We use student achievement in tests and exams to try and make accurate predictions about their future performance but we know that this practice is neither valid nor reliable. The test environment doesn’t look like the real world environment (so it’s not valid), and the metrics we use to measure test outcomes aren’t reliable because different assessors give different grades for the same student performance.
So we know what assessment as it currently exists is a terrible way to evaluate students. And yet this is what everyone does. However, I think that this is going to change as we move into an era where who we are and what we do can be inferred by the data we generate and how that data interacts with the data generated by devices. In other words, our being in the world creates a data assemblage from which we can make fairly good inferences without having to rely on unreliable and invalid proxy indicators (like tests).
As an example, here are just a few articles that showed up in my feed over the past few days, each demonstrating a different way of measuring different aspects of our lives, without even being designed to do so. Note that this is just what researchers are able to infer about us from how our mere presence in a space interacts with devices and generates new data.

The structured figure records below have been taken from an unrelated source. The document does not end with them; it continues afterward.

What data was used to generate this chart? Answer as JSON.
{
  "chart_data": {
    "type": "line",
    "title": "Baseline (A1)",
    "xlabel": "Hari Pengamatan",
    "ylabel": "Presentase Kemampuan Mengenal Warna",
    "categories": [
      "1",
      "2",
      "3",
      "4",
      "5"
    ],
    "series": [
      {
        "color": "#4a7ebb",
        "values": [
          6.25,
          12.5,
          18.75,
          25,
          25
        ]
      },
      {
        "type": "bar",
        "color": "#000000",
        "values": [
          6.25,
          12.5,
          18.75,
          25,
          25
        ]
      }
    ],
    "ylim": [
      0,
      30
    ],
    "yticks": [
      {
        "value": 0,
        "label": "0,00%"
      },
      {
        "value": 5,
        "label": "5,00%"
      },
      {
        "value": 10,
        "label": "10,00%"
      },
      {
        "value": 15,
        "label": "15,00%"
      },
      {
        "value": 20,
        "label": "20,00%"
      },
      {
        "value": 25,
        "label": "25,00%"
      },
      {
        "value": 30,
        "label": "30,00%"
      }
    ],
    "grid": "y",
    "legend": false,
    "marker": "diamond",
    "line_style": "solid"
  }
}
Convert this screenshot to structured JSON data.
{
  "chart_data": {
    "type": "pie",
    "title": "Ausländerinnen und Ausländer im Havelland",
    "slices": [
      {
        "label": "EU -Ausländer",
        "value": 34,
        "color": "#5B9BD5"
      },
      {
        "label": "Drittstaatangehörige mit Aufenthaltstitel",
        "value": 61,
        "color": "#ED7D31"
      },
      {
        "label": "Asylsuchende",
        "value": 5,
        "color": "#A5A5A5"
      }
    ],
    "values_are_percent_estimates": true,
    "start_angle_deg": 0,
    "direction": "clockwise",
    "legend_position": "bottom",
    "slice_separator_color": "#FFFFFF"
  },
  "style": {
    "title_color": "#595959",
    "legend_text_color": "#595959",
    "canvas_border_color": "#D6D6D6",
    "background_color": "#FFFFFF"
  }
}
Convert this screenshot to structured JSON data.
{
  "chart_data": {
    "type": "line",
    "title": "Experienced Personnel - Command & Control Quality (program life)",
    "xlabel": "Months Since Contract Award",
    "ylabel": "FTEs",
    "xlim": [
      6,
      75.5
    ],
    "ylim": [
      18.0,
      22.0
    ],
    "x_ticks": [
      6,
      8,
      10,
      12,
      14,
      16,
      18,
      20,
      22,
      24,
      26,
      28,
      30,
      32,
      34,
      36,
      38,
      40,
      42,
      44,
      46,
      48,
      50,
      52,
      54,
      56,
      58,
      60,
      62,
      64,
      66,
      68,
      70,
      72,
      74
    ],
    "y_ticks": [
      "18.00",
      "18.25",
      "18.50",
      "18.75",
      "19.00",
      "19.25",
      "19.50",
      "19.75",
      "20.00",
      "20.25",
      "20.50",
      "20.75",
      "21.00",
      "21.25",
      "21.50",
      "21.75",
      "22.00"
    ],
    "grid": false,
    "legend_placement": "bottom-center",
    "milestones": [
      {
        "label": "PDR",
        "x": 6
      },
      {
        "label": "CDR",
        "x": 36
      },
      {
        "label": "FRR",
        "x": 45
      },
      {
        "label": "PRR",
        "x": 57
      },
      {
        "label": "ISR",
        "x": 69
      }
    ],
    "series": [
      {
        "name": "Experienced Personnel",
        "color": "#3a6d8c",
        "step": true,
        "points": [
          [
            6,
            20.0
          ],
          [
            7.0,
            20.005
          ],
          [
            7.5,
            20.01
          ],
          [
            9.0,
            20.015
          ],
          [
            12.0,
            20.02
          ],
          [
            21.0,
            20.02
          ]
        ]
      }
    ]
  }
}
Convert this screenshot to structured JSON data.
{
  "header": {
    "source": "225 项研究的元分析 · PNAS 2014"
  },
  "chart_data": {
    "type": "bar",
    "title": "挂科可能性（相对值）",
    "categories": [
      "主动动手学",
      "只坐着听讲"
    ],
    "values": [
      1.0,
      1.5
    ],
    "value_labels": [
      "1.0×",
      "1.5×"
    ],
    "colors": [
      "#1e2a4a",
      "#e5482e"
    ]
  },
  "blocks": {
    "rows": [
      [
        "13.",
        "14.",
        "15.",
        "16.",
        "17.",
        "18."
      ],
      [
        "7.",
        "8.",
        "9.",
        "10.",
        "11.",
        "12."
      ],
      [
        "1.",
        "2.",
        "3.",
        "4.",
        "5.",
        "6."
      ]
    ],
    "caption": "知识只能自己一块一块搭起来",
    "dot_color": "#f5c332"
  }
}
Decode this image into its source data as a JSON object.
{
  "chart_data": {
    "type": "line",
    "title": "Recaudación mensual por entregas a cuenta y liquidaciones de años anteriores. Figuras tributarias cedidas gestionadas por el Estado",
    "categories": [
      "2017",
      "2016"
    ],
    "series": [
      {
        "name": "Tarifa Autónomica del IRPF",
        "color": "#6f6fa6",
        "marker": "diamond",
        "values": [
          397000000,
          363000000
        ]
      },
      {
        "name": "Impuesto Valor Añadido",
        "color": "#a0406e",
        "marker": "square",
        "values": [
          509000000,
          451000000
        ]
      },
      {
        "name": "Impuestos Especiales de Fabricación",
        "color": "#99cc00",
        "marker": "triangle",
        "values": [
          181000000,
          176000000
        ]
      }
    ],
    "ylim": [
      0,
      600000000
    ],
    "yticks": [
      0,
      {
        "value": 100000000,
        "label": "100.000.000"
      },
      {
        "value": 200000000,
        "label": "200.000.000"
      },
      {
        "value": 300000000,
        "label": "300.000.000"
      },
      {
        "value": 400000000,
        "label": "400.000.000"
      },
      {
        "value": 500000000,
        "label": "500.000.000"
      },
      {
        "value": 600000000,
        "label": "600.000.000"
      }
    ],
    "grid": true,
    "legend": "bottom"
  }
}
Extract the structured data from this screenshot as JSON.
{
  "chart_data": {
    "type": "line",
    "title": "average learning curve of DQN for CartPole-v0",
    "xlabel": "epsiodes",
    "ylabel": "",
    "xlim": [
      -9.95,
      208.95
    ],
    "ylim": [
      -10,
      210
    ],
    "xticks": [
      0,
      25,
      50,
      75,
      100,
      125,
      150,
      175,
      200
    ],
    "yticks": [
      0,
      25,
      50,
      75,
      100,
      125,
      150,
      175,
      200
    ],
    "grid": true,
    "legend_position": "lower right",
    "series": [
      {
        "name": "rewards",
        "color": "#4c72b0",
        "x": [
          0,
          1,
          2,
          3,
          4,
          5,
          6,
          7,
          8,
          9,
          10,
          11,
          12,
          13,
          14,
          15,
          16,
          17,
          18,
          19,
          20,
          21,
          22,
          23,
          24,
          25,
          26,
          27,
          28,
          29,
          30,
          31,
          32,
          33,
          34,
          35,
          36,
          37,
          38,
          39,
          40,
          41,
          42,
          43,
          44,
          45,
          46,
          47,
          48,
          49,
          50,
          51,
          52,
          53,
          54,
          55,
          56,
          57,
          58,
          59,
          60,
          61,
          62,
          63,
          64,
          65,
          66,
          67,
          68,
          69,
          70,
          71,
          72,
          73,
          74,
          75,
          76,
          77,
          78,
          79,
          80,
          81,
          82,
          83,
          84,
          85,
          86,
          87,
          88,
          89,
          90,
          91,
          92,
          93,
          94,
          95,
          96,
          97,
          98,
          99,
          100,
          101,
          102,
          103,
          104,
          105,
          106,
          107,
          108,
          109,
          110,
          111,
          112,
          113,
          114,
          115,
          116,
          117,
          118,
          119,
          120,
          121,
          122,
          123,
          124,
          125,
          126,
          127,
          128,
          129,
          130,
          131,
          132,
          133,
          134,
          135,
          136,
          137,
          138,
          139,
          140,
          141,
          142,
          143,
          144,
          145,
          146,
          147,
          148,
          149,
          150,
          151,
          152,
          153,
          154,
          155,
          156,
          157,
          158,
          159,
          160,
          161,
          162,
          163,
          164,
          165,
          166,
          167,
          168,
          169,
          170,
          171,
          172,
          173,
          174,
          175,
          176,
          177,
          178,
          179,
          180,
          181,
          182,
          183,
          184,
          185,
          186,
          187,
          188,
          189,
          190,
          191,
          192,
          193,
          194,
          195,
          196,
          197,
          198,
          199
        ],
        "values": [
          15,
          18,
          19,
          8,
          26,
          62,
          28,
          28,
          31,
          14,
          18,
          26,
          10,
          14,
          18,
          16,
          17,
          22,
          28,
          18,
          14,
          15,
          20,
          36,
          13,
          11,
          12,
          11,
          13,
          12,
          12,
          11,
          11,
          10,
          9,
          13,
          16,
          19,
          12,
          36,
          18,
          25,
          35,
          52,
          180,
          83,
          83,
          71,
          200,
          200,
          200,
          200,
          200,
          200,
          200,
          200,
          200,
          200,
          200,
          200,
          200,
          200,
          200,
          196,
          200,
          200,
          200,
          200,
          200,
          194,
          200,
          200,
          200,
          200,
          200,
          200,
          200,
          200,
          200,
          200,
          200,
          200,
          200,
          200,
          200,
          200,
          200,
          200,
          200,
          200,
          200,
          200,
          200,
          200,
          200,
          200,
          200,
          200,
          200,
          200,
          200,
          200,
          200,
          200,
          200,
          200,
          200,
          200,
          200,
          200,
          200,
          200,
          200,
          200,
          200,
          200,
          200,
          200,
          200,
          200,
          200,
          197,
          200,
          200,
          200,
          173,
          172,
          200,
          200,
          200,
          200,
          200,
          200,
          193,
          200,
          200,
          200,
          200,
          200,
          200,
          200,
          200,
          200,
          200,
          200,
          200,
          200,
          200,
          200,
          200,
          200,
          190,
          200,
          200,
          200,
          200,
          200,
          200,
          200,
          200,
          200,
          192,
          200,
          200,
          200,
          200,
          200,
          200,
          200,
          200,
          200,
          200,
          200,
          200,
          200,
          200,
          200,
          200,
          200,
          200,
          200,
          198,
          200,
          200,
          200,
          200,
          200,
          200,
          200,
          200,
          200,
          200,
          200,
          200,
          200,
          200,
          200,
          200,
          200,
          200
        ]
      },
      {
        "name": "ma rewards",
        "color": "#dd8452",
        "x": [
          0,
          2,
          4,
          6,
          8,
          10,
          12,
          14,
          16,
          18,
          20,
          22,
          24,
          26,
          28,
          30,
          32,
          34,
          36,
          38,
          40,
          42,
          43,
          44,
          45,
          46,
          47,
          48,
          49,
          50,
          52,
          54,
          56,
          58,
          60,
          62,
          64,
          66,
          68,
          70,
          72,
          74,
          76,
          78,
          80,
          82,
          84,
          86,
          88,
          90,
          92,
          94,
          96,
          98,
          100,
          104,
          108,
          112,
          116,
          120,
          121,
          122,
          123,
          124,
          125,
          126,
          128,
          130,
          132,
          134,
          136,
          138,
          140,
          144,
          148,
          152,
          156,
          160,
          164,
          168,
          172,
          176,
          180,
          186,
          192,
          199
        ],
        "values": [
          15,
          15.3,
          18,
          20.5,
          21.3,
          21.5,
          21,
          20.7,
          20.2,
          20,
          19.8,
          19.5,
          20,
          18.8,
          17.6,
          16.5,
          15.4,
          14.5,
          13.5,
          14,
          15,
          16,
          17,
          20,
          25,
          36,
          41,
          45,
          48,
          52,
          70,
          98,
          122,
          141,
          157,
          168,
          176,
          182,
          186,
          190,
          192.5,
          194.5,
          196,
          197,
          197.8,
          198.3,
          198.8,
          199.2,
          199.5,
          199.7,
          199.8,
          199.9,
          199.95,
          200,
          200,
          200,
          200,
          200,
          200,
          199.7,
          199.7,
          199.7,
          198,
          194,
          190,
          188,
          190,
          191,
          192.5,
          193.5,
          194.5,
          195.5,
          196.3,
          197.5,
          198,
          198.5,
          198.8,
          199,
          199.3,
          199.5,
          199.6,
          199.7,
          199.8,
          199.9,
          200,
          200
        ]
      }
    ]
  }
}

By analyzing the exact ways a Wi-Fi signal is altered when a human moves through it, researchers can ‘see’ what someone writes with their finger in the air, identify a particular person by the way that they walk, and even read a person’s lips with startling accuracy…Once a WiFi router is already aware of a given person’s height and physique, experiments have proven their ability to identify humans with alarming veracity. Even when the sample size increases to six people (even with a wall separating you!), WiFi routers STILL will be able to accurately identify their target 89% of the time.
Scott, D. (2016). The truth about what your own WiFi router knows about your life.
By shining a laser through the fiber optics, the scientists could detect vibrations from above ground thanks to the way the cable ever so slightly deformed. As a car rolled across the subterranean cable or a person walked by, the ground would transmit their unique seismic signature. So without visually surveilling the surface, the scientists could paint a detailed portrait of how a once-bustling community ground to a halt, and slowly came back to life as the lockdown eased.
Simon, M. (2021). How Underground Fiber Optics Spy on Humans Moving Above.
Standard headphones with no microphone or sensors can detect your heart rate, identify you from the shape of your ear canal and even record your voice.
Sparkes, M. (2021). Regular headphones can detect a heart rate and hear your conversations. (article behind a paywall)
But the one that really caught my attention was this paper demonstrating what can be inferred about us from data generated by the accelerometers (ACC) in our phones.
Drawing from patents and literature of diverse disciplines, our paper shows that ACC data alone can be sufficient to obtain information about a device holder’s daily routines, physical activities, social interactions, health condition, gender, age, and emotional state… “physical activities” not only include high-level motion states (e.g., walking, cycling, sitting, climbing stairs) but – with ACC data from wrist wearables – also more fine-grained activities (e.g., writing, eating, smoking, sorting paperwork, searching the Internet). ACC data can also be used to uniquely identify users (based on biometric movement patterns) and to reconstruct sequences of text entered into a device, including passwords (based on micro-motions of the user’s hand). Further, ACC data can be analyzed to assess a user’s driving style, to estimate a user’s level of intoxication by the way they move, and to locate a user – even when GPS is disabled(!)
Kröger, J. L., Raschke, P., & Bhuiyan, T. R. (2019). Privacy implications of accelerometer data: A review of possible inferences. Proceedings of the 3rd International Conference on Cryptography, Security and Privacy – ICCSP ’19, 81–87.
What lesson do I take from this? We change the world simply by being in it (which isn’t a new idea) and that the ways in which we change the world can be measured very accurately (which is). It seems reasonably clear that personal behaviour will become increasingly quantifiable and that this is going to have an impact on how we think about assessment.
A prediction? At some point we’ll end summative assessment of students and will simply collect data from their “being in the world”. These data assemblages will be used to make inferences about student performance as they go about the process of learning in an ongoing formative assessment that will include feedback provided by AI-based systems as well as learning coaches. Our job as teachers will be to ensure that the learning spaces we design should look more and more like “the world”.
We’ll move from making (relatively poor) predictions about future performance based on current proxy indicators, to making (increasingly accurate) inferences of current performance based on quantifiable behaviours.
Comments
2 responses to “Assessment and data assemblages: Changing the world simply by ‘being’ in it”
That’s such a fascinating idea, Filip. Moving beyond individual impact on ‘the world’ and towards groups and other collectives that include our devices. There’s a lot to think about here. Thanks.
As always a mix of scary and fascinating. I wonder to what extent such measurements and inferences drawn from them will also reflect the extent to which the world (incl all its weird and wonderful parts that ‘we’ are assemblages with) also changes us throughout all this? Will we continue to measure individual performance, or move on to measuring assemblage performance as our understanding of our interconnection with all sorts of things continues to grow?